Pthirus pubis (Filzläuse)

Filzläuse sind kleine Insekten, die vor allem sexuell übertragen werden. Bevorzugt halten sich Filzläuse im Schambereich auf. Filzläuse ernähren sich vom Blut des Menschen. Ihre Bisse in die Haut verursachen Juckreiz und Rötungen. Mit entsprechenden Mitteln behandelt, wird man die Filzläuse schnell wieder los.

Erreger

Filzläuse sind 1,5 – 2 mm große Insekten. Befruchtete Weibchen kleben ihre Eier (Nissen) an Haarschäfte – bevorzugt im Schambereich. Innerhalb von drei bis vier Wochen entsteht aus dem Ei eine geschlechtsreife Laus.

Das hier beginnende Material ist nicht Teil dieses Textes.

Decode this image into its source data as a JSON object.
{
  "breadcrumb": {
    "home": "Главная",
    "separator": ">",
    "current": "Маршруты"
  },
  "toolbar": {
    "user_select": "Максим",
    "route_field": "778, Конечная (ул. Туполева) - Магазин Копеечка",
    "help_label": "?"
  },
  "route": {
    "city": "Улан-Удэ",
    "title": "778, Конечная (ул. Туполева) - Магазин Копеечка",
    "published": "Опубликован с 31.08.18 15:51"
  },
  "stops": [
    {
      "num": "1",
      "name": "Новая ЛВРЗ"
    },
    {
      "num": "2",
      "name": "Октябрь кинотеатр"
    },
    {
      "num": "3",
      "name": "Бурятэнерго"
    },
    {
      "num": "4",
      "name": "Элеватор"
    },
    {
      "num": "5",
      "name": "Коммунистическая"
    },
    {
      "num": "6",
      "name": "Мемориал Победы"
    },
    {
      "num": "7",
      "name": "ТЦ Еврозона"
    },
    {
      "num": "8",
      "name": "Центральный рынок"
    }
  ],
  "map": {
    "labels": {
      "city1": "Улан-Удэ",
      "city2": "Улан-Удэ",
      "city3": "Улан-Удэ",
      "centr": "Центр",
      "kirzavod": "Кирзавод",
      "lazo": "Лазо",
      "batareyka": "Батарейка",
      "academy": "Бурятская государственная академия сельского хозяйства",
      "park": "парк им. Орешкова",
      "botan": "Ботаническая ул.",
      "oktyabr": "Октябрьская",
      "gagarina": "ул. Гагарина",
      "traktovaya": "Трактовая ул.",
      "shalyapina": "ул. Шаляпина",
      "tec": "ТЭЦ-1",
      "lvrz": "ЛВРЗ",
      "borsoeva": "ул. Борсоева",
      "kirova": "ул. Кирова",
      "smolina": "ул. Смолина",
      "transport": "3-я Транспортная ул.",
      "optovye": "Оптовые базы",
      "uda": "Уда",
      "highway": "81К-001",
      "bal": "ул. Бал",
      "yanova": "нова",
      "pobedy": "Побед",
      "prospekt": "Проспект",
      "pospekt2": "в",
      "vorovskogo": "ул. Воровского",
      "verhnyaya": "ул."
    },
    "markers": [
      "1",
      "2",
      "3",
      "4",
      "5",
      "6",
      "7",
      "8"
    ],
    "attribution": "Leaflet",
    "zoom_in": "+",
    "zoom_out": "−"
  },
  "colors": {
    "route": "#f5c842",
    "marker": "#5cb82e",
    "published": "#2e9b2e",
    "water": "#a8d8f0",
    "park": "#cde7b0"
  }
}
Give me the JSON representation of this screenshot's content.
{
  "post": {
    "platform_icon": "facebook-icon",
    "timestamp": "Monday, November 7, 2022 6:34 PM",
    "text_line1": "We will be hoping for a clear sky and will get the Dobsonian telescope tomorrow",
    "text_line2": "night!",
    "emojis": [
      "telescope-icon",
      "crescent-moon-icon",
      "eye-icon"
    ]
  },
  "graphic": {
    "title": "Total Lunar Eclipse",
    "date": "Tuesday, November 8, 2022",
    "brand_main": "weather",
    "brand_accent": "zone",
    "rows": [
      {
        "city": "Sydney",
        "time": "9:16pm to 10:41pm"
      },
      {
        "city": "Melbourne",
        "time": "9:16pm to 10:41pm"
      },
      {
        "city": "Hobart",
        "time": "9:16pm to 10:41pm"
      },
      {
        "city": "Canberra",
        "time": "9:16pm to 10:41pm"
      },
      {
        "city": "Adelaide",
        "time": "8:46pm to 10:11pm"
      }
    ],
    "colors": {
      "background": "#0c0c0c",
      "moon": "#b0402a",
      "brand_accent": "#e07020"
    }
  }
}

Verbreitung in Deutschland

Genaue Zahlen über die Verbreitung von Filzläusen in Deutschland gibt es nicht.

Meldepflicht

Es besteht keine Meldepflicht.

Übertragungswege

Filzläuse werden durch direkten Körperkontakt, hauptsächlich beim Sex übertragen. Gelegentlich können Filzläuse auch indirekt über gemeinsam benutzte Bettwäsche, Handtücher oder Kleidung übertragen werden.

Prävention

Sind beim Sexpartner oder bei der Sexpartnerin typische Symptome eines Filzlausbefalls zu erkennen oder ist ein Befall bekannt, sollte bis zum erfolgreichen Abschluss der Behandlung auf engen körperlichen Kontakt, also auch auf Sex verzichtet werden.

Inkubationszeit

Zwischen Infektion und Auftreten der ersten Symptome liegen 3-6 Tage.

Symptome

Filzläuse befallen bevorzugt den Schambereich. Sie können aber auch in anderen behaarten Regionen auftreten:

  • am Anus
  • unter den Achseln
  • auf dem Bauch
  • an den Oberschenkeln

Aufgrund ihrer Größe sind sowohl Filzläuse als auch deren Nissen mit bloßem Auge zu erkennen.

Symptome, die auf einen Befall mit Filzläusen hinweisen können

  • mäßiger, tags wie nachts gleichbleibender Juckreiz
  • Bakterielle Entzündungen der Einstichstellen (verursacht durch massives Kratzen)
  • „Rostflecken“ in der Unterhose von den Exkrementen der Läuse
  • Einblutungen rund um die Bissstelle (eher selten)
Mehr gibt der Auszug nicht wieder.